Additionally, Forestry and Waterworks Minister Veysel Eroğlu said claims about Özal's poisoning are very serious and they should be thoroughly investigated by related bodies. "It is clear that some dark circles are engaged in such attempts [assassination of political leaders] in order to prevent Turkey from improving," he stated.

Forensic Professor Hamit Hancı, who spoke to Bugün about the leaked ATK report, said strychnine is capable of killing any creature if it is used in a high dose. "Strychnine is a poisonous substance. It was used to poison dogs in the past. Then its use [on dogs] was banned as it was found to be against animal rights. It is a very effective poison, and therefore, it may be used to kill people," he stated.

The Ankara Chief Public Prosecutor's office is also investigating a number of unusual circumstances that came to light following Özal's alleged heart attack. Certain facts -- including that on the day of his death his in-house doctor and nurse were both out, the staff were not able to start the ambulance due to a mechanical problem, there was a lack of first aid equipment at the presidential residence and other similarly unusual issues -- have led to suspicions surrounding the death of the former president.

Additionally, the office has focused on inconsistencies between the statements made by Özal's doctor and his family members regarding the initial failure to perform an autopsy. Özal's doctor, Cengiz Aslan, claimed that the family of the former president did not request an autopsy, but the Özal family denies this claim.
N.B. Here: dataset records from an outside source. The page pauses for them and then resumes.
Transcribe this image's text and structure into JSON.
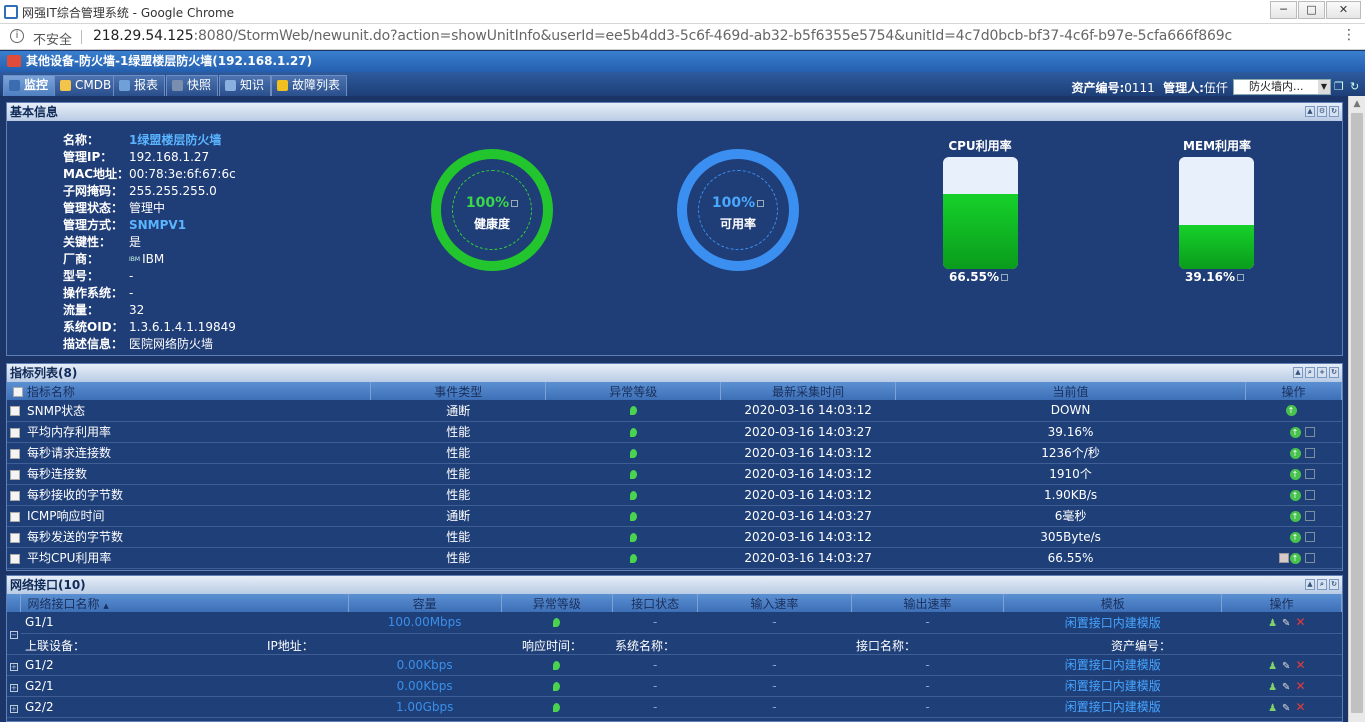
{
  "window": {
    "title": "网强IT综合管理系统 - Google Chrome",
    "min": "─",
    "max": "□",
    "close": "✕"
  },
  "address": {
    "info_glyph": "i",
    "security": "不安全",
    "host": "218.29.54.125",
    "rest": ":8080/StormWeb/newunit.do?action=showUnitInfo&userId=ee5b4dd3-5c6f-469d-ab32-b5f6355e5754&unitId=4c7d0bcb-bf37-4c6f-b97e-5cfa666f869c",
    "menu_glyph": "⋮"
  },
  "header": {
    "title": "其他设备-防火墙-1绿盟楼层防火墙(192.168.1.27)"
  },
  "tabs": [
    {
      "label": "监控",
      "color": "#3b6bb0"
    },
    {
      "label": "CMDB",
      "color": "#f2c54a"
    },
    {
      "label": "报表",
      "color": "#6fa0d8"
    },
    {
      "label": "快照",
      "color": "#7a8fb0"
    },
    {
      "label": "知识",
      "color": "#8ab0e0"
    },
    {
      "label": "故障列表",
      "color": "#f0c020"
    }
  ],
  "meta": {
    "asset_label": "资产编号:",
    "asset_value": "0111",
    "manager_label": "管理人:",
    "manager_value": "伍仟",
    "select_value": "防火墙内..."
  },
  "basic": {
    "title": "基本信息",
    "fields": [
      {
        "k": "名称：",
        "v": "1绿盟楼层防火墙",
        "link": true
      },
      {
        "k": "管理IP：",
        "v": "192.168.1.27"
      },
      {
        "k": "MAC地址：",
        "v": "00:78:3e:6f:67:6c"
      },
      {
        "k": "子网掩码：",
        "v": "255.255.255.0"
      },
      {
        "k": "管理状态：",
        "v": "管理中"
      },
      {
        "k": "管理方式：",
        "v": "SNMPV1",
        "link": true
      },
      {
        "k": "关键性：",
        "v": "是"
      },
      {
        "k": "厂商：",
        "v": "IBM",
        "logo": "IBM"
      },
      {
        "k": "型号：",
        "v": "-"
      },
      {
        "k": "操作系统：",
        "v": "-"
      },
      {
        "k": "流量：",
        "v": "32"
      },
      {
        "k": "系统OID：",
        "v": "1.3.6.1.4.1.19849"
      },
      {
        "k": "描述信息：",
        "v": "医院网络防火墙"
      }
    ],
    "health": {
      "pct": "100%",
      "label": "健康度",
      "value": 100,
      "color": "#22c52e"
    },
    "avail": {
      "pct": "100%",
      "label": "可用率",
      "value": 100,
      "color": "#3a8ff0"
    },
    "cpu": {
      "title": "CPU利用率",
      "value": "66.55%",
      "fraction": 0.6655
    },
    "mem": {
      "title": "MEM利用率",
      "value": "39.16%",
      "fraction": 0.3916
    }
  },
  "indicators": {
    "title": "指标列表(8)",
    "columns": [
      "指标名称",
      "事件类型",
      "异常等级",
      "最新采集时间",
      "当前值",
      "操作"
    ],
    "rows": [
      {
        "name": "SNMP状态",
        "type": "通断",
        "time": "2020-03-16 14:03:12",
        "value": "DOWN",
        "chart": false,
        "warn": false
      },
      {
        "name": "平均内存利用率",
        "type": "性能",
        "time": "2020-03-16 14:03:27",
        "value": "39.16%",
        "chart": true,
        "warn": false
      },
      {
        "name": "每秒请求连接数",
        "type": "性能",
        "time": "2020-03-16 14:03:12",
        "value": "1236个/秒",
        "chart": true,
        "warn": false
      },
      {
        "name": "每秒连接数",
        "type": "性能",
        "time": "2020-03-16 14:03:12",
        "value": "1910个",
        "chart": true,
        "warn": false
      },
      {
        "name": "每秒接收的字节数",
        "type": "性能",
        "time": "2020-03-16 14:03:12",
        "value": "1.90KB/s",
        "chart": true,
        "warn": false
      },
      {
        "name": "ICMP响应时间",
        "type": "通断",
        "time": "2020-03-16 14:03:27",
        "value": "6毫秒",
        "chart": true,
        "warn": false
      },
      {
        "name": "每秒发送的字节数",
        "type": "性能",
        "time": "2020-03-16 14:03:12",
        "value": "305Byte/s",
        "chart": true,
        "warn": false
      },
      {
        "name": "平均CPU利用率",
        "type": "性能",
        "time": "2020-03-16 14:03:27",
        "value": "66.55%",
        "chart": true,
        "warn": true
      }
    ]
  },
  "netif": {
    "title": "网络接口(10)",
    "columns": [
      "网络接口名称",
      "容量",
      "异常等级",
      "接口状态",
      "输入速率",
      "输出速率",
      "模板",
      "操作"
    ],
    "sort_glyph": "▲",
    "detail": {
      "upstream": "上联设备：",
      "ip": "IP地址：",
      "resp": "响应时间：",
      "sysname": "系统名称：",
      "ifname": "接口名称：",
      "asset": "资产编号："
    },
    "rows": [
      {
        "name": "G1/1",
        "capacity": "100.00Mbps",
        "status": "-",
        "in": "-",
        "out": "-",
        "template": "闲置接口内建模版",
        "expanded": true
      },
      {
        "name": "G1/2",
        "capacity": "0.00Kbps",
        "status": "-",
        "in": "-",
        "out": "-",
        "template": "闲置接口内建模版",
        "expanded": false
      },
      {
        "name": "G2/1",
        "capacity": "0.00Kbps",
        "status": "-",
        "in": "-",
        "out": "-",
        "template": "闲置接口内建模版",
        "expanded": false
      },
      {
        "name": "G2/2",
        "capacity": "1.00Gbps",
        "status": "-",
        "in": "-",
        "out": "-",
        "template": "闲置接口内建模版",
        "expanded": false
      }
    ]
  }
}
Former Health Minister Halil Şıvgın, who was in office during Özal's term as president, spoke to the private Cihan news agency and said the circumstances surrounding the former president's death makes one think that some circles "took all measures in order not to allow Özal to live." "A doctor should have been at the [presidential] palace at the time when Özal had a heart attack, but there was no doctor there. It was Özal's aide who rendered him first aid. Özal should have been taken to a hospital, but there was no fully-equipped ambulance at the palace. The ambulance dated from the 1970s and had mechanical problems. The [late] president should have been taken to the closest hospital. But they picked the furthest hospital, the Gülhane Military Academy of Medicine [GATA]. Then they changed their mind on the road, and drove to Hacettepe. But they did not enter the hospital from the emergency building and lost five or six minutes around the building. I call it all negligence. Prosecutors should investigate if there is an ulterior motive in this negligence," he stated.

The Republican People's Party (CHP), however, found Bugün's claims "suspicious." CHP Konya deputy Atilla Kart said his party is approaching the said ATK report with question marks in its mind due to the institute's "wrongful findings" in past occasions.

After a period of military rule following the country's 1980 coup, Özal dominated Turkish politics as prime minister from 1983-89, after which Parliament elected him president. While prime minister, Özal survived an assassination attempt by a right-wing gunman in 1988 when he was shot at a party congress, suffering only a wound to his finger.

Seen as a visionary who helped shape modern Turkey with free market economic policies, Özal also lent firm support to the West, backing the US-led coalition that expelled Iraq from Kuwait in 1991.

Özal led Turkey out of military rule in the 1980s and drove far-reaching economic reform.